7. ゾンビの王とゾンビの王妃

 キャロルにロケットランチャーを渡した。

 そして、僕は、彼女の前に立つ。


「キャロル。良く聞いて。君は自分が汚されたように感じてるかもしれないけど、そんな事は無いんだ」

「……」


 キャロルはのろのろとアゴを上げて僕を見る。


「泥に落ちて、金髪が汚れたようなものさ。お風呂に入れば、元の輝きを取り戻せる」


 キャロルは下を向いて、顔を横にちいさく振る。


「大丈夫だから、立ち直れるからっ! 立って、キャロルっ!」


 キャロルは腰をおとし、ぺたんとショッピングセンターの床に座り、背を丸める。


「ゾンビの世界を終わらせる事ができるからっ!」


 はっと、キャロルがこちらを向いた。


「君がゾンビの世界を終わらせる事が出来るんだ。本当だよ」

「……な、なに、を、言ってるの?」

「この世にゾンビを生み出したのは僕だ」

「ど、どういうこと?」

「僕はヒヒ爺さんに性のオモチャにされる事がつくづく嫌になってたんだ。

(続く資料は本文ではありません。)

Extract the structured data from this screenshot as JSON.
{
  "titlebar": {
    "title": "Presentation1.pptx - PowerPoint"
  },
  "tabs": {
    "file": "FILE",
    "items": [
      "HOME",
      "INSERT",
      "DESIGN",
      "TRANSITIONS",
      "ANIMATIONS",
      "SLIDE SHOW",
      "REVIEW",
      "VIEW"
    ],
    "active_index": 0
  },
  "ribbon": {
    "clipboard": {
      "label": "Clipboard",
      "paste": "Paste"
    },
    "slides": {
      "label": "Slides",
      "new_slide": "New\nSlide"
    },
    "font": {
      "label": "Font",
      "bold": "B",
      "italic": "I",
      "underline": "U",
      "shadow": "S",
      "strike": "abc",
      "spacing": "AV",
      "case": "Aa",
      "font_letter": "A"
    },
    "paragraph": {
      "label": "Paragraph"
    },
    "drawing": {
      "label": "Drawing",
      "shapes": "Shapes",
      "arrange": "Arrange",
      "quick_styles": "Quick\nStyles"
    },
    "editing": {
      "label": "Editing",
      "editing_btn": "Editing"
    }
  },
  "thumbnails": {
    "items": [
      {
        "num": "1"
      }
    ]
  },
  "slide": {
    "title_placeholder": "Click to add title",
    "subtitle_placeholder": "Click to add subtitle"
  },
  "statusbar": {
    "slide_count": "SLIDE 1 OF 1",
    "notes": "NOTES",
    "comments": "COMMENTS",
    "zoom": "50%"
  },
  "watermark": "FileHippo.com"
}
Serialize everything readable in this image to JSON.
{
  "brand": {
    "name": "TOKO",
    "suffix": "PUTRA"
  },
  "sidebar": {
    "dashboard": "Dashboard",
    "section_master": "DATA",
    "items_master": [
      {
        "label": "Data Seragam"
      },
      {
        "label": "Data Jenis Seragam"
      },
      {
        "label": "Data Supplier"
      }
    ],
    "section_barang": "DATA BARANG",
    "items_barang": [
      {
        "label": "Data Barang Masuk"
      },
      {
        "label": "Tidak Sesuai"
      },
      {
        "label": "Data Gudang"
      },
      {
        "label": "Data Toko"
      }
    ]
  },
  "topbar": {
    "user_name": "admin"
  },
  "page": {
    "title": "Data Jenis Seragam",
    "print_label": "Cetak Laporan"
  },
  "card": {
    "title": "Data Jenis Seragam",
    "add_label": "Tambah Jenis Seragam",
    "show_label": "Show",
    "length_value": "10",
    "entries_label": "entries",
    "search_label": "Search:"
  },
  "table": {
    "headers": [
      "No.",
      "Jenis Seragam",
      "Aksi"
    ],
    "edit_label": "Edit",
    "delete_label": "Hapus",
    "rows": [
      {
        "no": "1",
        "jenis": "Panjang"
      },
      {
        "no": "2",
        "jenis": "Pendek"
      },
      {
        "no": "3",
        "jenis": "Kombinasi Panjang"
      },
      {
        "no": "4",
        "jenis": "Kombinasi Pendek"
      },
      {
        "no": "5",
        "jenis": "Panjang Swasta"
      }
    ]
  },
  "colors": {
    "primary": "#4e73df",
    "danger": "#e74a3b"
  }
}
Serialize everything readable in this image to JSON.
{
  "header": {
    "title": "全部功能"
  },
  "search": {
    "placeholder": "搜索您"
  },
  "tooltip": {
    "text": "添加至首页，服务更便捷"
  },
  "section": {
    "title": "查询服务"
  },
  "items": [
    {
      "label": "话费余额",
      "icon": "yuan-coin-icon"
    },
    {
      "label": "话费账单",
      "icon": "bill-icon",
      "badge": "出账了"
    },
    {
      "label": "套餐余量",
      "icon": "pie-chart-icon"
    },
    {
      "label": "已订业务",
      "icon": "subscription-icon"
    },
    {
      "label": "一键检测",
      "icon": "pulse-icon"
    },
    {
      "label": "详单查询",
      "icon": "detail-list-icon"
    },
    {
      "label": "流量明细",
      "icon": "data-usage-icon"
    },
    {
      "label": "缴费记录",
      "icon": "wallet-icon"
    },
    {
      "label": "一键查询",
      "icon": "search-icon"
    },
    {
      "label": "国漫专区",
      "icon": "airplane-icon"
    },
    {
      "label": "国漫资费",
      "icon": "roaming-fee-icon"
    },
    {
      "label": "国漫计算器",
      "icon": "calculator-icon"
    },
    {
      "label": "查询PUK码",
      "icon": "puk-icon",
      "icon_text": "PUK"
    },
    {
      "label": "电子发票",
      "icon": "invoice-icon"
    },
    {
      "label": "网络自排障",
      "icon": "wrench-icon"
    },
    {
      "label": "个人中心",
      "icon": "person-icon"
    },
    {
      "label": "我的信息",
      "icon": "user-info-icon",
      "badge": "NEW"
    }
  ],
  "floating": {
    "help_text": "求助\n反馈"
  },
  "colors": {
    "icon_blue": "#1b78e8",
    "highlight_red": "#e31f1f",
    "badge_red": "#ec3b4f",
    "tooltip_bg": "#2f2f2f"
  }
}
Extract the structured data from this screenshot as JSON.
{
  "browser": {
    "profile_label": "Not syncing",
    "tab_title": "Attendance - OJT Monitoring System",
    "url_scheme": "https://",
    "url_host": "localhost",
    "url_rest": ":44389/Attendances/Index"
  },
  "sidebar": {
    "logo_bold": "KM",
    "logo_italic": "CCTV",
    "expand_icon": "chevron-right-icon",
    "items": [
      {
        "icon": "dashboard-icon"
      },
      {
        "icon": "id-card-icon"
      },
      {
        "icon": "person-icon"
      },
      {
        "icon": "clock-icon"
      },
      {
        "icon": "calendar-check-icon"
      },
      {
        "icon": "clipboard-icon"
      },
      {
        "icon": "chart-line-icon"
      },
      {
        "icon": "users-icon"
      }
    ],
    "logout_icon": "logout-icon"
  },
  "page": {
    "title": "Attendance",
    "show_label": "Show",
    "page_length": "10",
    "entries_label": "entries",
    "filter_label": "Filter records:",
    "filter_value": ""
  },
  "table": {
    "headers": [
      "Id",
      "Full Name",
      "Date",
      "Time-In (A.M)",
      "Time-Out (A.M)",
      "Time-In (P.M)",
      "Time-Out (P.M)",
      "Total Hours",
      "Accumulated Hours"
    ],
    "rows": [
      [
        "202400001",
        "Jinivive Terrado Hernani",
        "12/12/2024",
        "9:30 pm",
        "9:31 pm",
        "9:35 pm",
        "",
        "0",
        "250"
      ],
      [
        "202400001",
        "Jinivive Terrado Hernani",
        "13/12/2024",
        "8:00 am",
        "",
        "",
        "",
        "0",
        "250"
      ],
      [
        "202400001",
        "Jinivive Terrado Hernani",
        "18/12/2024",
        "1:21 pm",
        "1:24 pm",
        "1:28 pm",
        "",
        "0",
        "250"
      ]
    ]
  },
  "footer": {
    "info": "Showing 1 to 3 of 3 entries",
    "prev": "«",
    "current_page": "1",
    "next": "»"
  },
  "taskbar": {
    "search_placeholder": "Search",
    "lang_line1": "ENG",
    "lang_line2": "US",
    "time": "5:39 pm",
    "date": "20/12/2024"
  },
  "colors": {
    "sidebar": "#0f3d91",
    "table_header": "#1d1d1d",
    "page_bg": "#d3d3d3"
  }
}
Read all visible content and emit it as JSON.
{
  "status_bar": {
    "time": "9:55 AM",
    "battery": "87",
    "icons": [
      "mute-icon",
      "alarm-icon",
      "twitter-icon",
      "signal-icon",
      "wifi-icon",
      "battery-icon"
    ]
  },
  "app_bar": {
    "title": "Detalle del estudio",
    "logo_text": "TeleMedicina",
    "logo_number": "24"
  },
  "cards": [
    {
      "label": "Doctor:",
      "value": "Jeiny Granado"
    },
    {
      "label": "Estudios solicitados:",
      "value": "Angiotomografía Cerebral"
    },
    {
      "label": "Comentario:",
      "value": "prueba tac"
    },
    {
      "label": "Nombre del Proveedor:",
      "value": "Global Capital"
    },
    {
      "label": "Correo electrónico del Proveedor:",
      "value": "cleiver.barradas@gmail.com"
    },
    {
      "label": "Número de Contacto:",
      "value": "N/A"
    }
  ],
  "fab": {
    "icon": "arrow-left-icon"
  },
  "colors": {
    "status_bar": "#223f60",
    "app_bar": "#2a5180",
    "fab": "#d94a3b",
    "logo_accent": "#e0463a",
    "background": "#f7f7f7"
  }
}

そんな時にミリアムってハイチ生まれのメイドにおまじないを教えて貰ったんだ。世界が変わる魔法だって言ってた。おままごとみたいな物だったんで、ちょっと前まで忘れていたんだよ」


 キャロルがのろのろと立ち上がった。


「僕は、願った。この腐りきった世界を終わらせてくださいってね。そして、次の日、ゾンビの世界が始まった。僕だ、僕がゾンビの王なんだ。僕は全部のゾンビを操る事が出来るっ」


 キャロルが僕をまっすぐ見つめる。


「僕をそのロケットランチャーで撃つんだ。そうすれば、ゾンビの世界が終わる。キャロルが誇りを持って生きられる世界が来る」


 キャロルはロケットランチャーを構える。

 砲口はゆらゆらと揺れる。


「そうすれば、君は、元に戻る事が出来るっ、キラキラしていた頃のキャロルに、僕の大好きだったキャロルに戻れるんだっ」


 ふうっ、と息をキャロルは吐く。

 ぴたりと砲口は止まる。


「撃って、撃って、僕を殺して。そして、キャロルの明日をつかんで。僕はもう良いんだ。ゾンビの世界になっても、思っていたほど開放感が無かったし。マッチョに支配されて、逆に落ち着いていたぐらい。だから、僕の居場所はこの世界にはないから、キャロルの世界を僕は帰すよっ」


 キャロルの目に力が戻る。

 風が吹き込んで、彼女の金髪がふわりと揺れた。


「さあっ、キャロル、撃ってっ!!」

「ふざけんじゃ、ないわよっ!!」


 キャロルは怒鳴ると、天井に向けロケットランチャーを撃った。

 光り輝くロケット弾は上昇し天井の鉄骨にあたり爆発した。

 ばらばらと榴弾が僕とキャロルの上に降った。


「あんた、馬っ鹿じゃないっ!! あんたゾンビの王なんでしょっ、この世界の王様じゃないっ!!」

「え?」

「え、じゃないわよっ! こんな、インディアンゾンビとか強力な力を持ってて、僕の居場所がこの世界にない? 作れば良いじゃないっ!!」

「え、だって、その、キャロルが居ない世界なんて、そのっ」

「いいわっ! わたしゾンビの王妃になってあげる。あんたと一緒にあんたの居場所を作ってあげるっ! べ、べつにあんたの事が馬鹿で心配だからじゃ、な、なくって、私が、王妃になって、贅沢とか権力とか持って、マッチョとかぶっ殺したいから、だから、王妃になってあげるからっ!!」

「キャ、キャロル……」

「泣くなっ! ゾンビの王さまは泣かないのっ!! ほんとにもう、馬鹿なんだからっ!! 王妃になってくださいって言いなさいよっ!」

「うん、キャロル、王妃さまになってください」

「もう、あんたは性奴隷じゃないのよ。胸をはりなさいっ! そ、それから、その、愛してるとか、い、言いなさい」

「うん、愛してるよ、キャロル」

「駄目っ!! なによそれ、いつもの性奴隷の仮面じゃない。ミッシェルとして、心から、あたしのことを、その、愛してるとか、その言いなさいっ!」

「え、あ、その……」


 僕は困った。凄く困った、いつもの嘘の愛のセリフが禁じられた。

 本当の気持ちを僕は一度も誰にも伝えた事なんかない。

 すごくこまった、顔が熱くなった、胸の奥がジンジンとしびれた。


「い、いやその、べべつに、その、キャロルが好きだから、その、愛してるわけじゃ、ないんだよ」


 うわ、なんだか、意味が通ってないよう。

 キャロルはロケットランチャーを放り投げて、満面の笑顔で僕に抱きついてきた。


「合格っ!!」


(了)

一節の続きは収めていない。